Philip Robert William Soutar was born on 18 May 1877 in Opotiki to parents Alexander and Jane Elizabeth Soutar who were originally from Scotland.

At the outbreak of World War One, Philip Soutar was farming near Whakatane. He was living with a woman known as Kathleen and had two children. He was 37 years of age, was providing some financial support to his younger sister Brenda so he was not really expected to join up.

However he had a strong sense of duty and had completed four years volunteer service with the Whakatane Mounted Rifles so this may have prompted him to enlist on 19 January 1917.

After a period of training at Trentham and Featherston, Philip Soutar embarked from Wellington on 12 June 1917 aboard the Tahiti bound for Devonport, England. After arriving on 16 August 1917, Philip entrained to Sling Camp and on 1 October 1917, left for France.
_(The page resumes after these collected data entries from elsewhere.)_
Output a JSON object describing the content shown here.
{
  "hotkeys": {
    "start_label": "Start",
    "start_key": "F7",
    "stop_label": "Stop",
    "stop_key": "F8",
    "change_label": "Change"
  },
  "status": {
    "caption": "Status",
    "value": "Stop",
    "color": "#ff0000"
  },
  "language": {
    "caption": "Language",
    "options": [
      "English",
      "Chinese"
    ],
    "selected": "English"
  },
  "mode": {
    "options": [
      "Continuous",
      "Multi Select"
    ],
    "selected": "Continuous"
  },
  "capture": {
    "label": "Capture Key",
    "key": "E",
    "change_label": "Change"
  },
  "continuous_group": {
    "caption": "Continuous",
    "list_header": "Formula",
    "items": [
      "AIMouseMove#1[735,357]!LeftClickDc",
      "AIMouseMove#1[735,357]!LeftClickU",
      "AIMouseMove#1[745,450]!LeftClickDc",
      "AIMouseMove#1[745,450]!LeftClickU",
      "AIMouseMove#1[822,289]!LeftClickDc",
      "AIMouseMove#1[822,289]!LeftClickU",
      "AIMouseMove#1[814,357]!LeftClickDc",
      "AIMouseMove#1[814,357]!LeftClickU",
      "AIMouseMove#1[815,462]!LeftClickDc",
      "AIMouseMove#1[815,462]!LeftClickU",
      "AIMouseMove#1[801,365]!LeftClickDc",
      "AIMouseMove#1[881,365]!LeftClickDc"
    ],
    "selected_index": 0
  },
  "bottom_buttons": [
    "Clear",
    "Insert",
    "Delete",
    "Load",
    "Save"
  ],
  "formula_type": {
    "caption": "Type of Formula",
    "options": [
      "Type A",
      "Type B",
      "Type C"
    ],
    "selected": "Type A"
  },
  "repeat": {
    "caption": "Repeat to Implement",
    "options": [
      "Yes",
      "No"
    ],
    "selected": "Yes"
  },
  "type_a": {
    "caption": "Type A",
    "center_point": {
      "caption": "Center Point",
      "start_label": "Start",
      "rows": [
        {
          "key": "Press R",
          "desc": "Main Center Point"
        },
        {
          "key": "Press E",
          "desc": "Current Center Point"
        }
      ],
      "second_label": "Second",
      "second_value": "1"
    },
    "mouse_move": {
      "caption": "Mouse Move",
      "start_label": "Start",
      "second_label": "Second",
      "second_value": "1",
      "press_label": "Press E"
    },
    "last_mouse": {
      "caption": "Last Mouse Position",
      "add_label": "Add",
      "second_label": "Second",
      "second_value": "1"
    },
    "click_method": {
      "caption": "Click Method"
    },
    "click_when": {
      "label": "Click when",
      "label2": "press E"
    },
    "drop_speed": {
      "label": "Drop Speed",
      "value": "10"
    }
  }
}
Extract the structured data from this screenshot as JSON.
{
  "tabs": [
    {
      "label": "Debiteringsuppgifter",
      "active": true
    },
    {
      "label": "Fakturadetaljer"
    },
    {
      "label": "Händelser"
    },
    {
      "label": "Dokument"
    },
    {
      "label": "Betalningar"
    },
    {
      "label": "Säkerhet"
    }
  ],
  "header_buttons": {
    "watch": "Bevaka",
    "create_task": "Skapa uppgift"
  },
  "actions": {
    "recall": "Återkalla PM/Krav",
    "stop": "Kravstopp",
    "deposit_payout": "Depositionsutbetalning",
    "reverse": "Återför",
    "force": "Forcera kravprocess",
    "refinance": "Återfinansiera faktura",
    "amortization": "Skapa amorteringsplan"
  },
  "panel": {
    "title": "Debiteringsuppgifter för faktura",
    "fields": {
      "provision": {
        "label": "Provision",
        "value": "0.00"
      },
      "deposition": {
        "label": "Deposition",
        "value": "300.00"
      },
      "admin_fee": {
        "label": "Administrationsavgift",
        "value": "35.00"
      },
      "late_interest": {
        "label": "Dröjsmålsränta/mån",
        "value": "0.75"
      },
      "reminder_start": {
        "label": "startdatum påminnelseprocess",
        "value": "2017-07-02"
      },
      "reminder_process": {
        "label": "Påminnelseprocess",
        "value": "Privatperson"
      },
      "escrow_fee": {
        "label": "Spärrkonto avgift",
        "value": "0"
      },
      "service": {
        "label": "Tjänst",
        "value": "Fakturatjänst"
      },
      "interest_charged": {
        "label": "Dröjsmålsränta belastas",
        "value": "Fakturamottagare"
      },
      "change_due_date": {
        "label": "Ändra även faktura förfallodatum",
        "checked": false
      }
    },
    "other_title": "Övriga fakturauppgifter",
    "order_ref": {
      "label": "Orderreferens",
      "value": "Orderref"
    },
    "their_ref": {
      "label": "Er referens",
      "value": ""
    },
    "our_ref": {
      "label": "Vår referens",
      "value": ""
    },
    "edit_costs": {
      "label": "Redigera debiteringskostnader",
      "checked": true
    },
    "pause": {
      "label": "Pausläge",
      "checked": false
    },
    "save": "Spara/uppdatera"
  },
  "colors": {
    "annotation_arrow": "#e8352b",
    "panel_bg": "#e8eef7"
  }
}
Attached to the Wellington Infantry Regiment, Philip Soutar went into action on 8 October 1917 and headed for Ypres, Belgium. It is unknown if Philip Soutar was involved in the disastrous attack at Passchendaele on the 12th however he would have been involved in the battles around the Polygon Wood sector in November 1917.

In December 1917, the New Zealanders were involved in ‘holding the line’ on Broodseinde Ridge.

Minor raids and skirmishes by both sides continued and from time to time, artillery fire intensified. There was a great deal of shelling on cross-roads and other areas of high activity and casualties were still a fact of life.

On 20 December 1917, 52481 Private Philip Soutar was killed in action. It is not known how this happened as his Service Record only states “Killed in Action … In the Field.”

Philip Soutar was buried in the Buttes New British Cemetery, Polygon Wood, Belgium, Grave I.B.3. He was 40.

He is also commemorated on a Roll of Honour that was part of the Whakatane Hospital.